Dans l’inconscient collectif, quand on évoque les noms de Bilal, Ammar, Salem…, la première chose qui vient à l’esprit, est qu’il s’agit de gens du petit peuple mecquois qui ont été sauvagement torturés par les mécréants Koraïches pour avoir embrassé l’Islam. De pauvres esclaves démunis, sans soutien tribal ou clanique, auxquels on a fait subir les châtiments les plus cruels pour les forcer à renier leur foi dans le message de l’Islam.
Rarement, on mesure à sa juste valeur le rang éminemment élevé et l’aura que leur a conférée, en pionniers, leur adhésion bénie au message divin de Mohammed.
Rarement, on se souvient des versets coraniques et des hadiths qui ont magnifié ces croyants de la première heure et les ont propulsés au firmament de la spiritualité, de la vertu et de la ferveur religieuse.
Rarement, on se souvient que le Prophète et ses califes leur ont donné la prééminence sur la quasi-totalité des autres Compagnons pourtant à la généalogie prestigieuse et dont certains, de surcroît, sont de proches parents du Messager de Dieu.
On a comme l’impression diffuse que le souvenir de ces monuments de l’Islam s’est quelque peu étiolé au fil du temps et qu’ils sont, c’est le moins qu’on puisse dire, relégués au second plan dans la mémoire collective.
En revanche, le souvenir de leurs compagnons est encore vivace. Est-ce parce qu’ils étaient issus d’une classe prétendument inférieure – ce qui est loin d’être une tare ? Peut-on, doit-on mesurer les mérites des Compagnons du Prophète à l’aune de leurs origines sociales ? Nullement.

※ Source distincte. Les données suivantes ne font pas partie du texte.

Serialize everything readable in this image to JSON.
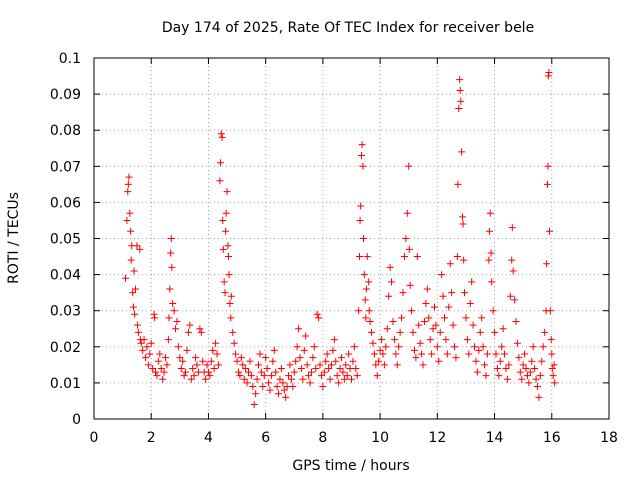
{
  "chart_data": {
    "type": "scatter",
    "title": "Day 174 of 2025, Rate Of TEC Index for receiver bele",
    "xlabel": "GPS time / hours",
    "ylabel": "ROTI / TECUs",
    "xlim": [
      0,
      18
    ],
    "ylim": [
      0,
      0.1
    ],
    "xticks": [
      0,
      2,
      4,
      6,
      8,
      10,
      12,
      14,
      16,
      18
    ],
    "yticks": [
      0,
      0.01,
      0.02,
      0.03,
      0.04,
      0.05,
      0.06,
      0.07,
      0.08,
      0.09,
      0.1
    ],
    "xtick_labels": [
      "0",
      "2",
      "4",
      "6",
      "8",
      "10",
      "12",
      "14",
      "16",
      "18"
    ],
    "ytick_labels": [
      "0",
      "0.01",
      "0.02",
      "0.03",
      "0.04",
      "0.05",
      "0.06",
      "0.07",
      "0.08",
      "0.09",
      "0.1"
    ],
    "grid": true,
    "marker": "plus",
    "marker_color": "#ff0000",
    "points": [
      [
        1.1,
        0.039
      ],
      [
        1.15,
        0.055
      ],
      [
        1.18,
        0.063
      ],
      [
        1.2,
        0.065
      ],
      [
        1.22,
        0.067
      ],
      [
        1.25,
        0.057
      ],
      [
        1.28,
        0.052
      ],
      [
        1.3,
        0.044
      ],
      [
        1.32,
        0.048
      ],
      [
        1.35,
        0.035
      ],
      [
        1.38,
        0.031
      ],
      [
        1.4,
        0.041
      ],
      [
        1.42,
        0.029
      ],
      [
        1.45,
        0.036
      ],
      [
        1.5,
        0.048
      ],
      [
        1.52,
        0.026
      ],
      [
        1.55,
        0.024
      ],
      [
        1.6,
        0.047
      ],
      [
        1.62,
        0.022
      ],
      [
        1.65,
        0.021
      ],
      [
        1.7,
        0.019
      ],
      [
        1.75,
        0.022
      ],
      [
        1.8,
        0.017
      ],
      [
        1.85,
        0.02
      ],
      [
        1.9,
        0.015
      ],
      [
        1.95,
        0.018
      ],
      [
        2.0,
        0.021
      ],
      [
        2.05,
        0.014
      ],
      [
        2.1,
        0.029
      ],
      [
        2.12,
        0.028
      ],
      [
        2.15,
        0.013
      ],
      [
        2.2,
        0.012
      ],
      [
        2.25,
        0.016
      ],
      [
        2.3,
        0.018
      ],
      [
        2.35,
        0.014
      ],
      [
        2.4,
        0.011
      ],
      [
        2.45,
        0.013
      ],
      [
        2.5,
        0.017
      ],
      [
        2.55,
        0.015
      ],
      [
        2.6,
        0.022
      ],
      [
        2.62,
        0.028
      ],
      [
        2.65,
        0.036
      ],
      [
        2.68,
        0.046
      ],
      [
        2.7,
        0.05
      ],
      [
        2.72,
        0.042
      ],
      [
        2.75,
        0.032
      ],
      [
        2.8,
        0.03
      ],
      [
        2.85,
        0.025
      ],
      [
        2.9,
        0.027
      ],
      [
        2.95,
        0.02
      ],
      [
        3.0,
        0.017
      ],
      [
        3.05,
        0.014
      ],
      [
        3.1,
        0.016
      ],
      [
        3.15,
        0.012
      ],
      [
        3.2,
        0.013
      ],
      [
        3.25,
        0.019
      ],
      [
        3.3,
        0.024
      ],
      [
        3.35,
        0.026
      ],
      [
        3.4,
        0.011
      ],
      [
        3.45,
        0.014
      ],
      [
        3.5,
        0.012
      ],
      [
        3.55,
        0.017
      ],
      [
        3.6,
        0.015
      ],
      [
        3.65,
        0.013
      ],
      [
        3.7,
        0.025
      ],
      [
        3.75,
        0.024
      ],
      [
        3.8,
        0.016
      ],
      [
        3.85,
        0.013
      ],
      [
        3.9,
        0.011
      ],
      [
        3.95,
        0.015
      ],
      [
        4.0,
        0.013
      ],
      [
        4.05,
        0.012
      ],
      [
        4.1,
        0.016
      ],
      [
        4.15,
        0.019
      ],
      [
        4.2,
        0.014
      ],
      [
        4.25,
        0.021
      ],
      [
        4.3,
        0.018
      ],
      [
        4.35,
        0.015
      ],
      [
        4.4,
        0.066
      ],
      [
        4.42,
        0.071
      ],
      [
        4.45,
        0.079
      ],
      [
        4.48,
        0.078
      ],
      [
        4.5,
        0.055
      ],
      [
        4.52,
        0.047
      ],
      [
        4.55,
        0.038
      ],
      [
        4.58,
        0.035
      ],
      [
        4.6,
        0.052
      ],
      [
        4.62,
        0.057
      ],
      [
        4.65,
        0.063
      ],
      [
        4.68,
        0.048
      ],
      [
        4.7,
        0.045
      ],
      [
        4.72,
        0.04
      ],
      [
        4.75,
        0.032
      ],
      [
        4.78,
        0.028
      ],
      [
        4.8,
        0.034
      ],
      [
        4.85,
        0.024
      ],
      [
        4.9,
        0.021
      ],
      [
        4.95,
        0.018
      ],
      [
        5.0,
        0.016
      ],
      [
        5.05,
        0.013
      ],
      [
        5.1,
        0.012
      ],
      [
        5.15,
        0.017
      ],
      [
        5.2,
        0.015
      ],
      [
        5.25,
        0.011
      ],
      [
        5.3,
        0.014
      ],
      [
        5.35,
        0.01
      ],
      [
        5.4,
        0.013
      ],
      [
        5.45,
        0.016
      ],
      [
        5.5,
        0.012
      ],
      [
        5.55,
        0.009
      ],
      [
        5.6,
        0.004
      ],
      [
        5.65,
        0.007
      ],
      [
        5.7,
        0.011
      ],
      [
        5.75,
        0.015
      ],
      [
        5.8,
        0.018
      ],
      [
        5.85,
        0.013
      ],
      [
        5.9,
        0.009
      ],
      [
        5.95,
        0.012
      ],
      [
        6.0,
        0.017
      ],
      [
        6.05,
        0.014
      ],
      [
        6.1,
        0.01
      ],
      [
        6.15,
        0.008
      ],
      [
        6.2,
        0.012
      ],
      [
        6.25,
        0.016
      ],
      [
        6.3,
        0.019
      ],
      [
        6.35,
        0.013
      ],
      [
        6.4,
        0.009
      ],
      [
        6.45,
        0.007
      ],
      [
        6.5,
        0.011
      ],
      [
        6.55,
        0.014
      ],
      [
        6.6,
        0.01
      ],
      [
        6.65,
        0.008
      ],
      [
        6.7,
        0.006
      ],
      [
        6.75,
        0.009
      ],
      [
        6.8,
        0.012
      ],
      [
        6.85,
        0.015
      ],
      [
        6.9,
        0.011
      ],
      [
        6.95,
        0.009
      ],
      [
        7.0,
        0.013
      ],
      [
        7.05,
        0.016
      ],
      [
        7.1,
        0.02
      ],
      [
        7.15,
        0.025
      ],
      [
        7.2,
        0.017
      ],
      [
        7.25,
        0.014
      ],
      [
        7.3,
        0.011
      ],
      [
        7.35,
        0.019
      ],
      [
        7.4,
        0.023
      ],
      [
        7.45,
        0.015
      ],
      [
        7.5,
        0.012
      ],
      [
        7.55,
        0.01
      ],
      [
        7.6,
        0.013
      ],
      [
        7.65,
        0.017
      ],
      [
        7.7,
        0.02
      ],
      [
        7.75,
        0.014
      ],
      [
        7.8,
        0.029
      ],
      [
        7.85,
        0.028
      ],
      [
        7.9,
        0.015
      ],
      [
        7.95,
        0.012
      ],
      [
        8.0,
        0.009
      ],
      [
        8.05,
        0.013
      ],
      [
        8.1,
        0.016
      ],
      [
        8.15,
        0.018
      ],
      [
        8.2,
        0.014
      ],
      [
        8.25,
        0.011
      ],
      [
        8.3,
        0.015
      ],
      [
        8.35,
        0.019
      ],
      [
        8.4,
        0.022
      ],
      [
        8.45,
        0.016
      ],
      [
        8.5,
        0.012
      ],
      [
        8.55,
        0.01
      ],
      [
        8.6,
        0.014
      ],
      [
        8.65,
        0.017
      ],
      [
        8.7,
        0.013
      ],
      [
        8.75,
        0.011
      ],
      [
        8.8,
        0.015
      ],
      [
        8.85,
        0.012
      ],
      [
        8.9,
        0.018
      ],
      [
        8.95,
        0.014
      ],
      [
        9.0,
        0.011
      ],
      [
        9.05,
        0.016
      ],
      [
        9.1,
        0.02
      ],
      [
        9.15,
        0.014
      ],
      [
        9.2,
        0.012
      ],
      [
        9.25,
        0.03
      ],
      [
        9.28,
        0.045
      ],
      [
        9.3,
        0.055
      ],
      [
        9.32,
        0.059
      ],
      [
        9.35,
        0.073
      ],
      [
        9.37,
        0.076
      ],
      [
        9.4,
        0.07
      ],
      [
        9.42,
        0.05
      ],
      [
        9.45,
        0.04
      ],
      [
        9.48,
        0.033
      ],
      [
        9.5,
        0.028
      ],
      [
        9.52,
        0.036
      ],
      [
        9.55,
        0.045
      ],
      [
        9.6,
        0.038
      ],
      [
        9.62,
        0.03
      ],
      [
        9.65,
        0.027
      ],
      [
        9.7,
        0.024
      ],
      [
        9.75,
        0.021
      ],
      [
        9.8,
        0.018
      ],
      [
        9.85,
        0.015
      ],
      [
        9.9,
        0.012
      ],
      [
        9.95,
        0.016
      ],
      [
        10.0,
        0.019
      ],
      [
        10.05,
        0.022
      ],
      [
        10.1,
        0.018
      ],
      [
        10.15,
        0.015
      ],
      [
        10.2,
        0.02
      ],
      [
        10.25,
        0.025
      ],
      [
        10.3,
        0.034
      ],
      [
        10.35,
        0.042
      ],
      [
        10.4,
        0.038
      ],
      [
        10.45,
        0.027
      ],
      [
        10.5,
        0.022
      ],
      [
        10.55,
        0.018
      ],
      [
        10.6,
        0.015
      ],
      [
        10.65,
        0.02
      ],
      [
        10.7,
        0.024
      ],
      [
        10.75,
        0.028
      ],
      [
        10.8,
        0.035
      ],
      [
        10.85,
        0.045
      ],
      [
        10.9,
        0.05
      ],
      [
        10.95,
        0.057
      ],
      [
        11.0,
        0.07
      ],
      [
        11.02,
        0.047
      ],
      [
        11.05,
        0.037
      ],
      [
        11.1,
        0.03
      ],
      [
        11.15,
        0.024
      ],
      [
        11.2,
        0.019
      ],
      [
        11.25,
        0.017
      ],
      [
        11.3,
        0.045
      ],
      [
        11.35,
        0.026
      ],
      [
        11.4,
        0.021
      ],
      [
        11.45,
        0.018
      ],
      [
        11.5,
        0.015
      ],
      [
        11.55,
        0.027
      ],
      [
        11.6,
        0.032
      ],
      [
        11.65,
        0.036
      ],
      [
        11.7,
        0.028
      ],
      [
        11.75,
        0.022
      ],
      [
        11.8,
        0.018
      ],
      [
        11.85,
        0.025
      ],
      [
        11.9,
        0.031
      ],
      [
        11.95,
        0.026
      ],
      [
        12.0,
        0.02
      ],
      [
        12.05,
        0.016
      ],
      [
        12.1,
        0.024
      ],
      [
        12.15,
        0.04
      ],
      [
        12.2,
        0.034
      ],
      [
        12.25,
        0.028
      ],
      [
        12.3,
        0.022
      ],
      [
        12.35,
        0.018
      ],
      [
        12.4,
        0.031
      ],
      [
        12.45,
        0.043
      ],
      [
        12.5,
        0.035
      ],
      [
        12.55,
        0.026
      ],
      [
        12.6,
        0.02
      ],
      [
        12.65,
        0.017
      ],
      [
        12.7,
        0.045
      ],
      [
        12.72,
        0.065
      ],
      [
        12.75,
        0.086
      ],
      [
        12.78,
        0.094
      ],
      [
        12.8,
        0.091
      ],
      [
        12.82,
        0.088
      ],
      [
        12.85,
        0.074
      ],
      [
        12.88,
        0.056
      ],
      [
        12.9,
        0.054
      ],
      [
        12.92,
        0.044
      ],
      [
        12.95,
        0.035
      ],
      [
        13.0,
        0.028
      ],
      [
        13.05,
        0.022
      ],
      [
        13.1,
        0.018
      ],
      [
        13.15,
        0.032
      ],
      [
        13.2,
        0.038
      ],
      [
        13.25,
        0.026
      ],
      [
        13.3,
        0.02
      ],
      [
        13.35,
        0.016
      ],
      [
        13.4,
        0.013
      ],
      [
        13.45,
        0.019
      ],
      [
        13.5,
        0.024
      ],
      [
        13.55,
        0.028
      ],
      [
        13.6,
        0.02
      ],
      [
        13.65,
        0.015
      ],
      [
        13.7,
        0.012
      ],
      [
        13.75,
        0.018
      ],
      [
        13.8,
        0.044
      ],
      [
        13.82,
        0.052
      ],
      [
        13.85,
        0.057
      ],
      [
        13.88,
        0.046
      ],
      [
        13.9,
        0.038
      ],
      [
        13.95,
        0.03
      ],
      [
        14.0,
        0.024
      ],
      [
        14.05,
        0.018
      ],
      [
        14.1,
        0.014
      ],
      [
        14.15,
        0.012
      ],
      [
        14.2,
        0.016
      ],
      [
        14.25,
        0.02
      ],
      [
        14.3,
        0.025
      ],
      [
        14.35,
        0.018
      ],
      [
        14.4,
        0.014
      ],
      [
        14.45,
        0.011
      ],
      [
        14.5,
        0.015
      ],
      [
        14.55,
        0.034
      ],
      [
        14.6,
        0.044
      ],
      [
        14.62,
        0.053
      ],
      [
        14.65,
        0.041
      ],
      [
        14.7,
        0.033
      ],
      [
        14.75,
        0.027
      ],
      [
        14.8,
        0.021
      ],
      [
        14.85,
        0.017
      ],
      [
        14.9,
        0.013
      ],
      [
        14.95,
        0.011
      ],
      [
        15.0,
        0.015
      ],
      [
        15.05,
        0.018
      ],
      [
        15.1,
        0.014
      ],
      [
        15.15,
        0.012
      ],
      [
        15.2,
        0.01
      ],
      [
        15.25,
        0.013
      ],
      [
        15.3,
        0.016
      ],
      [
        15.35,
        0.02
      ],
      [
        15.4,
        0.014
      ],
      [
        15.45,
        0.011
      ],
      [
        15.5,
        0.009
      ],
      [
        15.55,
        0.006
      ],
      [
        15.6,
        0.012
      ],
      [
        15.65,
        0.016
      ],
      [
        15.7,
        0.02
      ],
      [
        15.75,
        0.024
      ],
      [
        15.8,
        0.03
      ],
      [
        15.82,
        0.043
      ],
      [
        15.85,
        0.065
      ],
      [
        15.87,
        0.07
      ],
      [
        15.88,
        0.095
      ],
      [
        15.9,
        0.096
      ],
      [
        15.92,
        0.052
      ],
      [
        15.95,
        0.03
      ],
      [
        15.98,
        0.022
      ],
      [
        16.0,
        0.018
      ],
      [
        16.02,
        0.014
      ],
      [
        16.05,
        0.012
      ],
      [
        16.08,
        0.015
      ],
      [
        16.1,
        0.01
      ]
    ]
  }
}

Autant du vivant du Prophète, ils étaient respectés, honorés et parfois mêmes vénérés autant, au fil des siècles, les musulmans, consciemment ou non, semblent les confiner – non sans une admiration ambiguë – dans le statut clivant d’anciens esclaves qui ont bravé la mort pour conserver leur foi.
(…) Ces illustres Compagnons doivent retrouver la place qui leur sied dans la mémoire collective. La seule place qui vaille, celle où les ont placés Dieu et Son Prophète.
Le Calame vous propose de découvrir ces éminents Compagnons venus d’ailleurs. Chaque semaine nous proposerons à nos lecteurs de faire plus ample connaissance avec l’un de ces Compagnons à partir d’extraits du livre de M. Moussa Hormat-Allah, intitulé : Les protégés du Prophète ou ces Compagnons venus d’ailleurs. Aujourd’hui Khabbab Ibn Al-Arath
Khabbab Ibn Al-Arath
Avec Ammar, Bilal, Souhaïb et bien d’autres, Khabbab Ibn Al-Arath faisait partie de ce petit peuple vulnérable qui a subi dans toute leur cruauté les exactions et les tortures de la part de l’oligarchie mecquoise pour les dissuader de renier leur foi. Mais au fait, qui était Khabbab? Khabbab fut réduit en esclavage alors qu’il était encore adolescent. Voici sa propre relation des faits : « Une tribu arabe (dans la période pré-islamique) a attaqué notre campement. Elle a enlevé les femmes et les enfants et pris le bétail. J’étais parmi ceux qu’elle avait enlevés. Depuis ce jour, je suis passé de marchands d’esclaves en marchands d’esclaves ».
C’est ainsi qu’il se retrouva dans le marché aux esclaves de La Mecque. Une femme du nom d’Oum Ammari Al-Khuzaiya qui était à la recherche d’un esclave jeune et vigoureux l’acheta. Il avait une allure noble et les traits d’une intelligence vive.
Oum Ammari confia son « acquisition » à un forgeron pour l’initier au métier lucratif de la forge. Très vite, Khabbab excella dans la fabrication des sabres. Impressionnés par son habileté et sa dextérité, beaucoup d’habitants de La Mecque venaient chez lui pour commander des épées. Il avait une réputation d’honnête commerçant.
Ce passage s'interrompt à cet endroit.